Three Fine Minds ( not to be confused with "Three Blind Mice") is a small - teeny, tiny - relatively new, female-owned company located in the San Fernando Valley in sunny southern California.
If you ask us, we're really wonderful people. Simply lovely. All one of us. We floss regularly, and dogs and old people seem to like us.
Yes, I am all Three Fine Minds. It sounded better to have three, rather than just one fine mind. Anyone can have just one. This way, I have two backup fine minds. It's like having two spare tires. Besides, I love the teamwork.
I originally came up with the idea of The Last Word Bish when I realized how many times in life you don't get the last word. The truth is you don't always get the opportunity to speak your mind. No matter what your rank or position in life is, no matter what sex - or lack thereof!
The Free Dictionary by Farlex gives the meaning as follows:
last word: noun
Fig. the fnal point (in an argument); the final decision (in some matter). (*Typically: get the last word or have the last word or give some one the last word.) As in, Why do you always have to have the last word in an argument?"
Let's be honest here. We all want the last word. Period. No matter how enlightened we imagine ourselves to be - and I imagine myself to be incredibly enlightened. It comes under the category of being human. To me, there's a certain amount of power - and even closure - associated with having the last word. When we're deprived of it - a condition commonly referred to as The Last Word-less-itis - it makes us upset and causes us to consume large quantities of food and beverages. Particularly peanut M&M's chased by diet coke. Just for example.
So, being a normal human being, I immediately thought of the middle finger.
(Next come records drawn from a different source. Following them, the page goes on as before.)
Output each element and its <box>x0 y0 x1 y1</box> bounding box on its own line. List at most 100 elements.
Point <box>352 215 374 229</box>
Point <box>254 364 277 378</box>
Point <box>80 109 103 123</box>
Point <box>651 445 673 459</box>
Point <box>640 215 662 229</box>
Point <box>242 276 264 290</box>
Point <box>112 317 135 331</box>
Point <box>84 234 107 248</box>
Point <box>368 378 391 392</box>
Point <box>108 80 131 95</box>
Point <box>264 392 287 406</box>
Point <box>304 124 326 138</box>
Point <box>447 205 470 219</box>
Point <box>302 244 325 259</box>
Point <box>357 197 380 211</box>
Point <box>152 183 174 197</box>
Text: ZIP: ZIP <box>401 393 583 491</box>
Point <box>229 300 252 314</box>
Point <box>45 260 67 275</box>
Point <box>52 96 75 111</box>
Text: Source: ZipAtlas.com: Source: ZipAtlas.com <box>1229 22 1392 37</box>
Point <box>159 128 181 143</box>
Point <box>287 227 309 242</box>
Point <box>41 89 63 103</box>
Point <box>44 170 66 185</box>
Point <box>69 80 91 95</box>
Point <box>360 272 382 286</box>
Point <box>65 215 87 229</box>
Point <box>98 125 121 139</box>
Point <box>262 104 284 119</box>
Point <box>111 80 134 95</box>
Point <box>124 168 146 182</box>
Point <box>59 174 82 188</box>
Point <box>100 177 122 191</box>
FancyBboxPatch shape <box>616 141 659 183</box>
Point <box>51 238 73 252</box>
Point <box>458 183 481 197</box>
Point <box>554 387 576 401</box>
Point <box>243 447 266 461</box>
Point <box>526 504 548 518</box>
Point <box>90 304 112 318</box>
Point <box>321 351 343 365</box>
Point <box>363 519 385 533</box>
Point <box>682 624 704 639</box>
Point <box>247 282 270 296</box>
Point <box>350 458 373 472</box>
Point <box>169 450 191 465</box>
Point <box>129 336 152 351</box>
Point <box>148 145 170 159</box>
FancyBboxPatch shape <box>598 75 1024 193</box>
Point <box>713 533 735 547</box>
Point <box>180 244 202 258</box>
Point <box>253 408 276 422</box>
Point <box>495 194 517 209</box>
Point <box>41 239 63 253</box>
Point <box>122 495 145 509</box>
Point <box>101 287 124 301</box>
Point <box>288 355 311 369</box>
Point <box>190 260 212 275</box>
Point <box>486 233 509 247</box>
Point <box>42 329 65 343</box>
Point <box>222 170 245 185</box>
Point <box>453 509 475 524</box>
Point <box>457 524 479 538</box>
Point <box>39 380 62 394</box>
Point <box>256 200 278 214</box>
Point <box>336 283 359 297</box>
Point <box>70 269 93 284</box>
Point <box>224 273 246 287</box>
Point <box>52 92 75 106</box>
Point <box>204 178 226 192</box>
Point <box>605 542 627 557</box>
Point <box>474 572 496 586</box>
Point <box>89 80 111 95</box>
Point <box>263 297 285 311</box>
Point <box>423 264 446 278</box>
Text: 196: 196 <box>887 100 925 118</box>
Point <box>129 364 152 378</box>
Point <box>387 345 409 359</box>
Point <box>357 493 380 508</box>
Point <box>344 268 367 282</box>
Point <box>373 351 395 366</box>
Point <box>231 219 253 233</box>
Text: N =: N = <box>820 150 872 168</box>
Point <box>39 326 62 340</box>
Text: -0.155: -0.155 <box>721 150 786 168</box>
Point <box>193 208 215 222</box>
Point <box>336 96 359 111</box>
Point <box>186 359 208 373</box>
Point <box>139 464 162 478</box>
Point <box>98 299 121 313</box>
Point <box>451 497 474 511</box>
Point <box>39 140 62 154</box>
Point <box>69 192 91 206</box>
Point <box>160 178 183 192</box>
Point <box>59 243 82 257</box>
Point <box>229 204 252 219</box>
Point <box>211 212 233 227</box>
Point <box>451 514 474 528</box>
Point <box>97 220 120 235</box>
How great it would be to be able to send it to someone - even anonymously. Now, anyone who doesn't know me might find this shocking because at a quick glance, I could be the posture child for decorum (If my sister is reading this right now, she is shaking her head, "no", but she can just shut her piehole because nobody asked her.) I am, however, an avid-closet-middle-finger proponent, particularly of the "behind your back" variety or while safely ensconced within the confines of my car (God help me if any of these people ever recognize me.)